Psychology of Self - Kohut's Formulation

Kohut's Formulation

Heinz Kohut initially proposed a bipolar self compromising two systems of narcissistic perfection: 1) a system of ambitions and, 2) a system of ideals. Kohut called the pole of ambitions the narcissistic self (later, the grandiose self), while the pole of ideals was designated the idealized parental imago. According to Kohut, these poles of the self represented natural progressions in the psychic life of infants and toddlers.

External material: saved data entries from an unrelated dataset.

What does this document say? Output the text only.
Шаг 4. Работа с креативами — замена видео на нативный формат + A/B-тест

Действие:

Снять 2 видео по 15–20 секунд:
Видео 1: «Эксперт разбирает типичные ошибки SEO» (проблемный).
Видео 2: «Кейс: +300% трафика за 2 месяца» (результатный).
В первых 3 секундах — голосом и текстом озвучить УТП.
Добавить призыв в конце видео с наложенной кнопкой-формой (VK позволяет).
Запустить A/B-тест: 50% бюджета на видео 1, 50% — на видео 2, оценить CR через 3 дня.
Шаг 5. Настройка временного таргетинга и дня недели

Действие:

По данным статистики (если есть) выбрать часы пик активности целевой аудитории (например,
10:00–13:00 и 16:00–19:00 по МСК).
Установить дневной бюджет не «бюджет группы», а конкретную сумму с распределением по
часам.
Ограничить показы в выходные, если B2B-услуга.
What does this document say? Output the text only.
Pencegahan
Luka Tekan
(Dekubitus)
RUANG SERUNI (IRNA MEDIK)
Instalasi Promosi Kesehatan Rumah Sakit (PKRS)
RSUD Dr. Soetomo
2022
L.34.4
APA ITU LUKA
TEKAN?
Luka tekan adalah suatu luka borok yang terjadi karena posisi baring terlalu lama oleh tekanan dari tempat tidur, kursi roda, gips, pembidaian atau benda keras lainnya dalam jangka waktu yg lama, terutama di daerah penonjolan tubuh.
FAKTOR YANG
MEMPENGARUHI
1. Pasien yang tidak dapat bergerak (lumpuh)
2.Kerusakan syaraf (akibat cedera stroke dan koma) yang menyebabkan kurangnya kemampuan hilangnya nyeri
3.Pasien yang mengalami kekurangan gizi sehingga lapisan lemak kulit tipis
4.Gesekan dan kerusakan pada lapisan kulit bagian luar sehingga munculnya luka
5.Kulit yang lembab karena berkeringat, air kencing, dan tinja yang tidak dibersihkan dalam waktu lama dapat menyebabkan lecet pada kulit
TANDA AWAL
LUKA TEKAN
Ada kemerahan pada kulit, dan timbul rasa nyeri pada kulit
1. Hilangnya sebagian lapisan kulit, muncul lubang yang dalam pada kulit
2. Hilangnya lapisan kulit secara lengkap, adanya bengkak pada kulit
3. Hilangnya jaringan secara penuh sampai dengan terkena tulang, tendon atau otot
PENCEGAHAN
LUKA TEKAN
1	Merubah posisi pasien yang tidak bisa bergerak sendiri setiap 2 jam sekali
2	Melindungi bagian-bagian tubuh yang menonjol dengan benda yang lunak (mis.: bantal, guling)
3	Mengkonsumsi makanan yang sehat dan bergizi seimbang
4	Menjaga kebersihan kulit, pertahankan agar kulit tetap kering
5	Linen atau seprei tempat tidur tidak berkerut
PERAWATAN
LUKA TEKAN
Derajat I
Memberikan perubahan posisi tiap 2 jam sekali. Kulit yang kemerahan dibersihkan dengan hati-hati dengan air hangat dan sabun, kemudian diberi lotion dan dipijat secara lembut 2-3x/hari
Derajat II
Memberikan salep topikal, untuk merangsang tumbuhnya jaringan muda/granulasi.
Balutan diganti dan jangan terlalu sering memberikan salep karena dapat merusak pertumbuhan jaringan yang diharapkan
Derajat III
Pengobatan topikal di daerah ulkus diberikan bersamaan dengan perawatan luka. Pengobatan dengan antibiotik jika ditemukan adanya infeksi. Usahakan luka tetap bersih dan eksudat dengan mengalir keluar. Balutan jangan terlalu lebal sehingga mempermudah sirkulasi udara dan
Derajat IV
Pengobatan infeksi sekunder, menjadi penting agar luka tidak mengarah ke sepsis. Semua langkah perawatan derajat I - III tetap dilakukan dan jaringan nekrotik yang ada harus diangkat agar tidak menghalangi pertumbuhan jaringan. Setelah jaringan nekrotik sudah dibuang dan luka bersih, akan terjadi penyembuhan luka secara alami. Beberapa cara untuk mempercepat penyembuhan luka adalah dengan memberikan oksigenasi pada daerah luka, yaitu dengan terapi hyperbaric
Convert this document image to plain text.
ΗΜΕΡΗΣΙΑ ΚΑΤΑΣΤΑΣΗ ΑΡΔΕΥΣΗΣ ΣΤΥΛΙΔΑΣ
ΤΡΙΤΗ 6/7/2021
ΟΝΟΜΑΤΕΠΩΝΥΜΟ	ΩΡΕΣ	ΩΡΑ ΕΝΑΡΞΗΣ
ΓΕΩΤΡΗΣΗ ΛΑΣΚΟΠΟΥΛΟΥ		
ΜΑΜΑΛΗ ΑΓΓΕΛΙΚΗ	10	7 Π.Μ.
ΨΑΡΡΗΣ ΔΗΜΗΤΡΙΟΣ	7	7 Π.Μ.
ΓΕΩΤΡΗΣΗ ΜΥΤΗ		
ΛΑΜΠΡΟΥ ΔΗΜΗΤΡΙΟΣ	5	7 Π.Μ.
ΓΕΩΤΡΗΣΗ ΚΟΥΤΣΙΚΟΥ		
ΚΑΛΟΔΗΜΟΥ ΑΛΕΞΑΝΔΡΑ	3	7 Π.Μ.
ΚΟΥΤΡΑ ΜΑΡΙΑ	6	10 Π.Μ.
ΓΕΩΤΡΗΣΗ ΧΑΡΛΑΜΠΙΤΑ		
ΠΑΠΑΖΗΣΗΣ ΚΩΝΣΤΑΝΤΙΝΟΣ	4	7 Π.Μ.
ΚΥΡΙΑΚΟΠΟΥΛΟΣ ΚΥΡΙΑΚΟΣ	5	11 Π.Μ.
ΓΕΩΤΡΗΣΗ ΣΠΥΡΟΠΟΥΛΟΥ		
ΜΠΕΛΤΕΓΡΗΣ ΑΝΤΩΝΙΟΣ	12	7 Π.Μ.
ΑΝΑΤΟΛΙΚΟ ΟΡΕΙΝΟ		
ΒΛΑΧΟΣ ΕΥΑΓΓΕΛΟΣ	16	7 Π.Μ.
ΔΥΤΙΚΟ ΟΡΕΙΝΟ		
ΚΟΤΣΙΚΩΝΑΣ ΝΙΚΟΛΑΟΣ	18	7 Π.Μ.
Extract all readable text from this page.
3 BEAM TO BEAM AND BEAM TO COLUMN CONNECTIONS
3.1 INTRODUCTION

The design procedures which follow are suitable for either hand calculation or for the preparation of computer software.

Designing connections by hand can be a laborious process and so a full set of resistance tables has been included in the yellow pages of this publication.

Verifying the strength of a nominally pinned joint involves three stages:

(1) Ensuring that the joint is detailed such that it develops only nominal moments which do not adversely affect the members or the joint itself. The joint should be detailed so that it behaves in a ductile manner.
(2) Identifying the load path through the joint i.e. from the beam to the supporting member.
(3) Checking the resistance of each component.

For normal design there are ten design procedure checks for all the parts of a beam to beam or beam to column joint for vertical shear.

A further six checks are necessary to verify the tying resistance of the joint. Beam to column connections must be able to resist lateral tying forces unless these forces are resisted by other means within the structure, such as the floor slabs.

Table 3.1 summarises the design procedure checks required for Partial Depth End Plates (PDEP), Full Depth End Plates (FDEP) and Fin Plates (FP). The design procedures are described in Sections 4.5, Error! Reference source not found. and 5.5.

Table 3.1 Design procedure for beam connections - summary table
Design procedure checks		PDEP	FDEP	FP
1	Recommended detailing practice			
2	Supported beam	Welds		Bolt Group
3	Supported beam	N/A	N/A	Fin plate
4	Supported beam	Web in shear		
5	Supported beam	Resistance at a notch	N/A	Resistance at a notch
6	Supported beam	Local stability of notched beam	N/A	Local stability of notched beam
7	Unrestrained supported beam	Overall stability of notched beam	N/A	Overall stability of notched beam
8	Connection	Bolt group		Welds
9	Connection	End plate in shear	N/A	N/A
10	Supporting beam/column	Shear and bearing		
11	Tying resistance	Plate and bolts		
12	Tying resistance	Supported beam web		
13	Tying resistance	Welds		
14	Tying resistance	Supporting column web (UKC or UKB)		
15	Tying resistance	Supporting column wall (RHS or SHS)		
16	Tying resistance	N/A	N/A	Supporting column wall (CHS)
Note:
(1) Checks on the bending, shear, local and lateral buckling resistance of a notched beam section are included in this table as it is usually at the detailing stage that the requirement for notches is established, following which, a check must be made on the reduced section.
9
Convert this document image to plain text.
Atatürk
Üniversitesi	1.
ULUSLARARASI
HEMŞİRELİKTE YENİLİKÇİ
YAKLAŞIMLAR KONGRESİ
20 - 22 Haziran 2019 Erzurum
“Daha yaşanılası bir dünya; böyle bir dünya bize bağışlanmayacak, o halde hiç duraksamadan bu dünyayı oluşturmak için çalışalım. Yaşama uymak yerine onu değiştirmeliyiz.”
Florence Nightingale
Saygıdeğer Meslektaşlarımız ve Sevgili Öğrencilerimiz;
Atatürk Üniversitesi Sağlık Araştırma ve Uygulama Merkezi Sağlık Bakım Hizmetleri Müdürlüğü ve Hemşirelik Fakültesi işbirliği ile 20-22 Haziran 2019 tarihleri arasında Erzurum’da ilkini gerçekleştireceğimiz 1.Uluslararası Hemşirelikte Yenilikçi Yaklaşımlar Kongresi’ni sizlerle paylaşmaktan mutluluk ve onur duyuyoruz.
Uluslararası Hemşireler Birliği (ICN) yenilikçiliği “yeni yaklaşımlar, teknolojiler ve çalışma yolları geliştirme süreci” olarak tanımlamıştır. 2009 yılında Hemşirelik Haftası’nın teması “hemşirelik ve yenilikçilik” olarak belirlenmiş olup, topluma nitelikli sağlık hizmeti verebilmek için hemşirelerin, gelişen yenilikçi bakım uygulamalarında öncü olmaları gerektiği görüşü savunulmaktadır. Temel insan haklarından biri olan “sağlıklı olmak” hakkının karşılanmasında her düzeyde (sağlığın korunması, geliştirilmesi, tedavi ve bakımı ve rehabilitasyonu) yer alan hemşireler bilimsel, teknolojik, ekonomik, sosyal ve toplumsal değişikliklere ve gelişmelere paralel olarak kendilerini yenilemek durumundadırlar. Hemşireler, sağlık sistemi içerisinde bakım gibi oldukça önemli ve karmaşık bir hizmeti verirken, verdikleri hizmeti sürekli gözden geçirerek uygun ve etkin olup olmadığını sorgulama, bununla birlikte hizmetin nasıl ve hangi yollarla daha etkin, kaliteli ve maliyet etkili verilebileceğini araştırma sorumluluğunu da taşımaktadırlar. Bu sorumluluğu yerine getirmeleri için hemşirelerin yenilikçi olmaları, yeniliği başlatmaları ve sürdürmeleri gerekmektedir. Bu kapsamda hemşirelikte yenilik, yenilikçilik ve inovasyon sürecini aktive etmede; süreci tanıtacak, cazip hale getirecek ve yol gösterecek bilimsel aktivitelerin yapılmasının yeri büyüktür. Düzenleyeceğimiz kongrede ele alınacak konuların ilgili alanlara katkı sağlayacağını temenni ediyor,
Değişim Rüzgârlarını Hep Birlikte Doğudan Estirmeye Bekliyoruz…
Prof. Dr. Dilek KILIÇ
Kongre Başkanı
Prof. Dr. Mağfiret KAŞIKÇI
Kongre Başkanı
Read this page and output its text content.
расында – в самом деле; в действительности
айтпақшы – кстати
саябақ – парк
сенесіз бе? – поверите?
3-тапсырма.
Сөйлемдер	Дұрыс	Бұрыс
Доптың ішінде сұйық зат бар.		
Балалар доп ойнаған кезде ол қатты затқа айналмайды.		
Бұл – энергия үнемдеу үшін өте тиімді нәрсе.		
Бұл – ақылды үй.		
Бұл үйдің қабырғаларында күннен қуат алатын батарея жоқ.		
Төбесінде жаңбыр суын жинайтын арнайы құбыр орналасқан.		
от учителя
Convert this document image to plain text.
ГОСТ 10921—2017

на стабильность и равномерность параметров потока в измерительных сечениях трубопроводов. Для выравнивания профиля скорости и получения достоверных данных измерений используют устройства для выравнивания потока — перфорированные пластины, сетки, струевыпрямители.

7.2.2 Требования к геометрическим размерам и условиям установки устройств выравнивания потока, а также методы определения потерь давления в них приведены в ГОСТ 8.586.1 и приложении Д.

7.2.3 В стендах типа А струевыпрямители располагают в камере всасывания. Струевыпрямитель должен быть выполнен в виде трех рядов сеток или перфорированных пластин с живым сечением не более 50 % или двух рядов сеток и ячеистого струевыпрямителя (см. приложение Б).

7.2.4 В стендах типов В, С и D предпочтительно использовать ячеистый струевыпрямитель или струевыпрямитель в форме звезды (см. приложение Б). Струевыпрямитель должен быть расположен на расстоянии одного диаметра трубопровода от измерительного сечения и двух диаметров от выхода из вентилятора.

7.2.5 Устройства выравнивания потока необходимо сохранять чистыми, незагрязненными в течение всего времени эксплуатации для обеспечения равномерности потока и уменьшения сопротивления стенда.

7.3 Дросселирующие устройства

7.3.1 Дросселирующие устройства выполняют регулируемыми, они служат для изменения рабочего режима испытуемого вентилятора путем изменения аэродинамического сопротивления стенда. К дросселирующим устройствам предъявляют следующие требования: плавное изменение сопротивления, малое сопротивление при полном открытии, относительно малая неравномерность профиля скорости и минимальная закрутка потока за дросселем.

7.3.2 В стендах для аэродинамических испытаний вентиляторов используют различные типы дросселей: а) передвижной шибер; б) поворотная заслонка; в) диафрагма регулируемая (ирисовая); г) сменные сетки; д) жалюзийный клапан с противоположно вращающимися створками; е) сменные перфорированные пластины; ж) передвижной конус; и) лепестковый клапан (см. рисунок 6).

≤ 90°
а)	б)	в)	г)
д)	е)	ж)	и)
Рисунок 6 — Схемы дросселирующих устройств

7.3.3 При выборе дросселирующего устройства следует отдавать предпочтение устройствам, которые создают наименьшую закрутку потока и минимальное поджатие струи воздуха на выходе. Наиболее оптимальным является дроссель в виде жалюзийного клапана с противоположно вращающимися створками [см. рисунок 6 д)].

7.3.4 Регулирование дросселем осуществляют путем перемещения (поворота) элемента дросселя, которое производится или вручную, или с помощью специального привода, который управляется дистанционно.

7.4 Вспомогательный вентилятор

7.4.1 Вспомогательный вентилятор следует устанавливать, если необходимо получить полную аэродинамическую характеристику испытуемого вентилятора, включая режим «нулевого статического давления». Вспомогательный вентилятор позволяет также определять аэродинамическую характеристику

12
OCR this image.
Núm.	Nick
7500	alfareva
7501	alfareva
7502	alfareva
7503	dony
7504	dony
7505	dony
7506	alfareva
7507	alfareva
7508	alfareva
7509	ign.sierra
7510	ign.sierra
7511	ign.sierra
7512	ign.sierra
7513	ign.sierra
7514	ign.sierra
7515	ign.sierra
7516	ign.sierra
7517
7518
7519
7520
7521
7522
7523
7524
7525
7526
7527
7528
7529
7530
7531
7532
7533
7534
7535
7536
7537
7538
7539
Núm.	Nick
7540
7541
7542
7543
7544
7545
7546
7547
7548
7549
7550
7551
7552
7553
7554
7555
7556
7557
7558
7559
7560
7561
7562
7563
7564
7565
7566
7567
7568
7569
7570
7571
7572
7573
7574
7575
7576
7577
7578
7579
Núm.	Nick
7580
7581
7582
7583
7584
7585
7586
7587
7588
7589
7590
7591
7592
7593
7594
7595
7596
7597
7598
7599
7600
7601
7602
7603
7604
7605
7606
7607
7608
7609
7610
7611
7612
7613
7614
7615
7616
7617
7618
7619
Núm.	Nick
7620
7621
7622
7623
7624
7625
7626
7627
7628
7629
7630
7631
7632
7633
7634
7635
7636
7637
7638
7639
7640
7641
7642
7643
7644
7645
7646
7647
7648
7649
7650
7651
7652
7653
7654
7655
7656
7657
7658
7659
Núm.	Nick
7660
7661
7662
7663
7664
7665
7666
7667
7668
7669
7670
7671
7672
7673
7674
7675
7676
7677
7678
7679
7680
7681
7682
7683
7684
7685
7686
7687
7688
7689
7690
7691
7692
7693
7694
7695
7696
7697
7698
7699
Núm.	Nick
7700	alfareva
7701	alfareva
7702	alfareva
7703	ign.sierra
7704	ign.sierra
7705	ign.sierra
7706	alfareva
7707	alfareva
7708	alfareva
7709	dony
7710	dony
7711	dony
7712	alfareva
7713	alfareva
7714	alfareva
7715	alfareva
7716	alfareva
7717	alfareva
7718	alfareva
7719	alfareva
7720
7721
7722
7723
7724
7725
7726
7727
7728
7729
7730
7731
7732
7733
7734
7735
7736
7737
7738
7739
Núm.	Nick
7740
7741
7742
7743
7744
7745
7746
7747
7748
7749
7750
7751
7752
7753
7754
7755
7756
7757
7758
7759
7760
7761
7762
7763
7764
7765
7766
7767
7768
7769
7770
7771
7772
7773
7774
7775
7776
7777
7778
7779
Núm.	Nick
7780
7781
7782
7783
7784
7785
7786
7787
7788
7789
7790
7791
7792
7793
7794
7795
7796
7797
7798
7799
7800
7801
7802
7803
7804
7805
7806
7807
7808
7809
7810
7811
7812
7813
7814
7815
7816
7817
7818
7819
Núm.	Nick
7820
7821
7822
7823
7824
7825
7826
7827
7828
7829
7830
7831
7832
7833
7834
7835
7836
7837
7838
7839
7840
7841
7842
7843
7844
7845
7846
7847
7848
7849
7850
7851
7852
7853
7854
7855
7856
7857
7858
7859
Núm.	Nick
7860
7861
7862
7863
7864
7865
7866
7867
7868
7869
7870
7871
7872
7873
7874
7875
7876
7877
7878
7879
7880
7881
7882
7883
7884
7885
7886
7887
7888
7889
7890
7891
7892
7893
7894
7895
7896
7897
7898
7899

Kohut argued that when the child's ambitions and exhibitionistic strivings were chronically frustrated, arrests in the grandiose self led to the preservation of a false, expansive sense of self that could manifest outwardly in the visible grandiosity of the frank narcissist, or remain hidden from view, unless discovered in a narcissistic therapeutic transference (or selfobject transference) that would expose these primitive grandiose fantasies and strivings. Kohut termed this form of transference a mirror transference. In this transference, the strivings of the grandiose self are mobilized and the patient attempts to use the therapist to gratify these strivings.

Kohut proposed that arrests in the pole of ideals occurred when the child suffered chronic and excessive disappointment over the failings of early idealized figures. Deficits in the pole of ideals were associated with the development of an idealizing transference to the therapist who becomes associated with the patient's primitive fantasies of omnipotent parental perfection.

Kohut believed that narcissistic injuries were inevitable and, in any case, necessary to temper ambitions and ideals with realism through the experience of more manageable frustrations and disappointments. It was the chronicity and lack of recovery from these injuries (arising from a number of possible causes) that he regarded as central to the preservation of primitive self systems untempered by realism.

By 1984, Kohut's observation of patients led him to propose two additional forms of transference associated with self deficits: 1) the twinship and, 2) the merger transference. In his later years, Kohut believed that selfobject needs were both present and quite varied in normal individuals, as well as in narcissistic individuals. To be clear, selfobjects are not external persons. Kohut and Wolf, 1978 explain:

"Self objects are objects which we experience as part of our self; the expected control over them is, therefore, closer to the concept of control which a grownup expects to have over his own body and mind than to the concept of control which he expects to have over others. (p.413)"

Kohut's notion of the self can be difficult to grasp because it is experience-distant, although it is posited based upon experience-near observation of the therapeutic transference. Kohut relied heavily on empathy as a method of observation. Specifically, the clinician's observations of his or her own feelings in the transference help the clinician see things from the subjective view of the patient—to experience the world in ways that are closer to the way the patient experiences it. (note: Kohut did not regard empathy as curative. Empathy is a method of observation).